Sex doesnt stay the same throughout whole relationships. Theres every chance it will improve, and it sounds like you really want to. You really need to go with the flow. Try new things out together. The fact that she is your first, or that youve had the odd trouble, doesnt mean it wont be good in the future, and if you love each other, then youre already most of the way there - that means so much more than the physical sensations of sex, which shes already proved to you.
sex is not everything
Secondly she admitted the fact to me only because with my on off impotence problems that I didn't believe her when she told me she was happy with our sex life. Obviously if its a mental problem causing the impotence thats not going to help me but I would of assumed it anyway and having spoken about it at least I can try and deal with it rather than always think it might be true denting my confidence.
Thirdly, I assume she's not with the last guy because the relationship broke down rather than the sex which isn't much comfort but then she loves me.
The conclusion I seem to be getting here is that everyone who has multiple partners accepts that sex may not be best with their current partner but it doesn't matter because you love them and at the end of the day sex is not that important.

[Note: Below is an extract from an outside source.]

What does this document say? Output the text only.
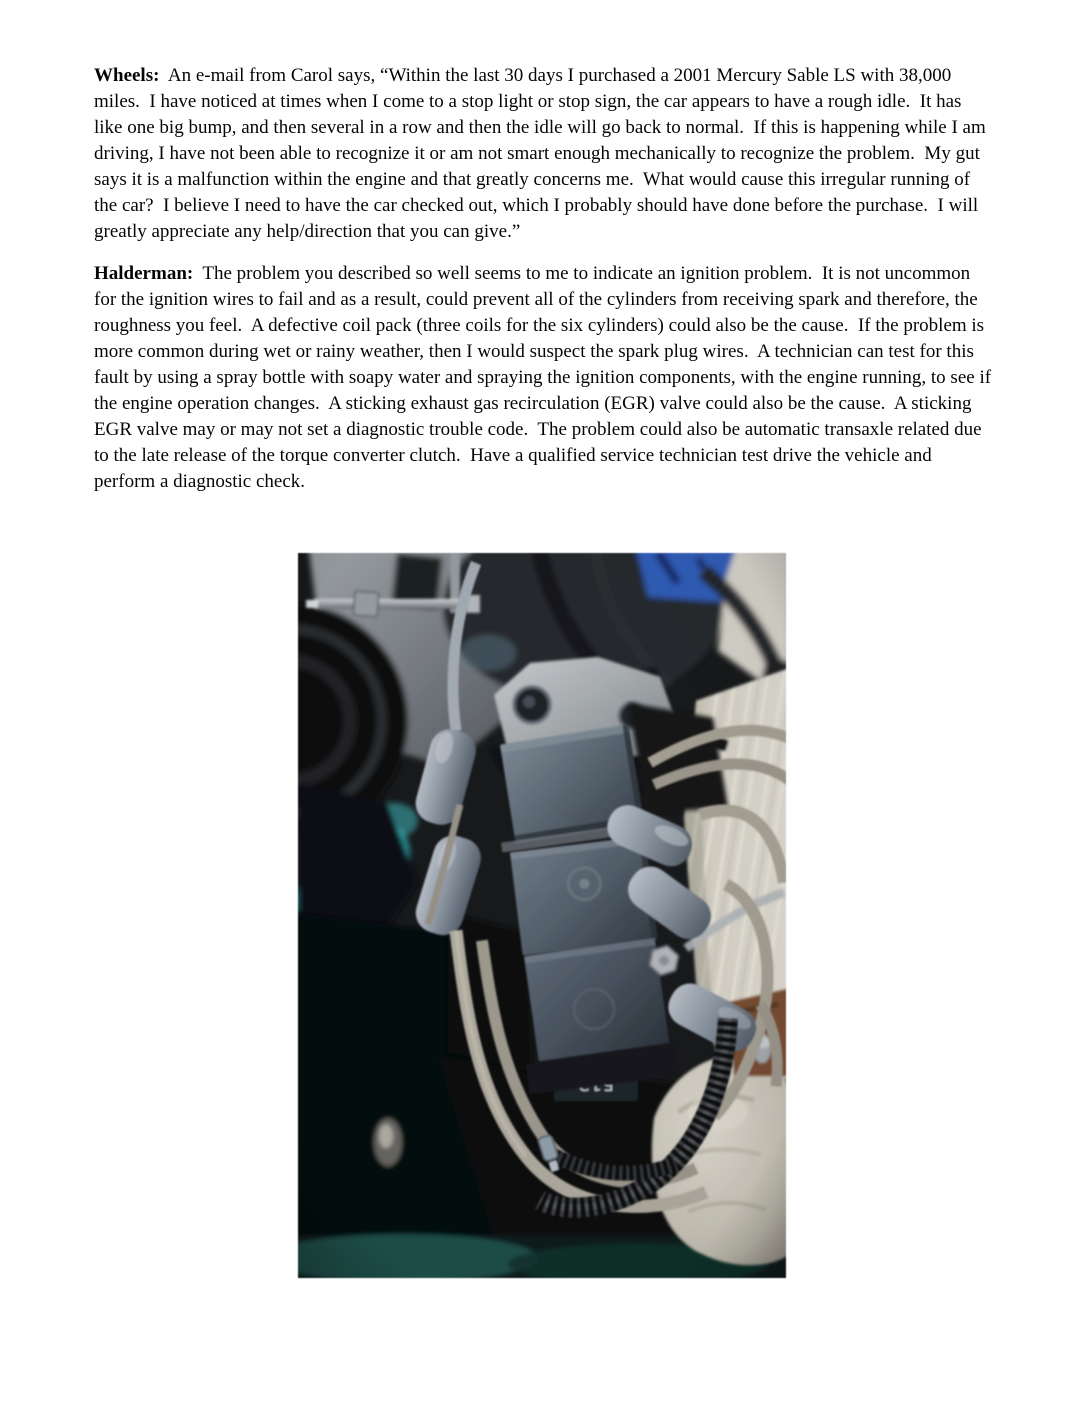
Wheels:  An e-mail from Carol says, “Within the last 30 days I purchased a 2001 Mercury Sable LS with 38,000 miles.  I have noticed at times when I come to a stop light or stop sign, the car appears to have a rough idle.  It has like one big bump, and then several in a row and then the idle will go back to normal.  If this is happening while I am driving, I have not been able to recognize it or am not smart enough mechanically to recognize the problem.  My gut says it is a malfunction within the engine and that greatly concerns me.  What would cause this irregular running of the car?  I believe I need to have the car checked out, which I probably should have done before the purchase.  I will greatly appreciate any help/direction that you can give.”

Halderman:  The problem you described so well seems to me to indicate an ignition problem.  It is not uncommon for the ignition wires to fail and as a result, could prevent all of the cylinders from receiving spark and therefore, the roughness you feel.  A defective coil pack (three coils for the six cylinders) could also be the cause.  If the problem is more common during wet or rainy weather, then I would suspect the spark plug wires.  A technician can test for this fault by using a spray bottle with soapy water and spraying the ignition components, with the engine running, to see if the engine operation changes.  A sticking exhaust gas recirculation (EGR) valve could also be the cause.  A sticking EGR valve may or may not set a diagnostic trouble code.  The problem could also be automatic transaxle related due to the late release of the torque converter clutch.  Have a qualified service technician test drive the vehicle and perform a diagnostic check.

The only reason I have trouble accepting this is because I haven't had any previous partners. Therfore I have no basis of comparison and feel inferior as I feel I need to complete even though she could be crap at sex and I won't know it. So I shouldn't expect the sex she has with me to be to be as mind blowing to her as it is with me. I can only hope she will teach, so it can in future, which as long as I communicate with her should be possible as my lack of experience will mean my whole sex life will be taught around her needs
Am i right?
yeah that is very true. sex isnt everything tbh
1. You asked a question you couldnt handle the answer to. Youll know not to do that next time.
2. Of course youll know if shes crap at sex. There are no rules. Its just down to how good it feels.
Once youve got over your anxiety (and I dont think you did yourself any favours by asking her if it was the best sex ever, whilst you were having performance troubles) Sex will get better and better. Youve got love there. Thats more important than anything.
If you try and stop dwelling on it, expecting it to fail, then youre halfway there. Stop trying to be the best shes ever had, and concentrate on just giving each other pleasure. Thats good enough. The rest will come later.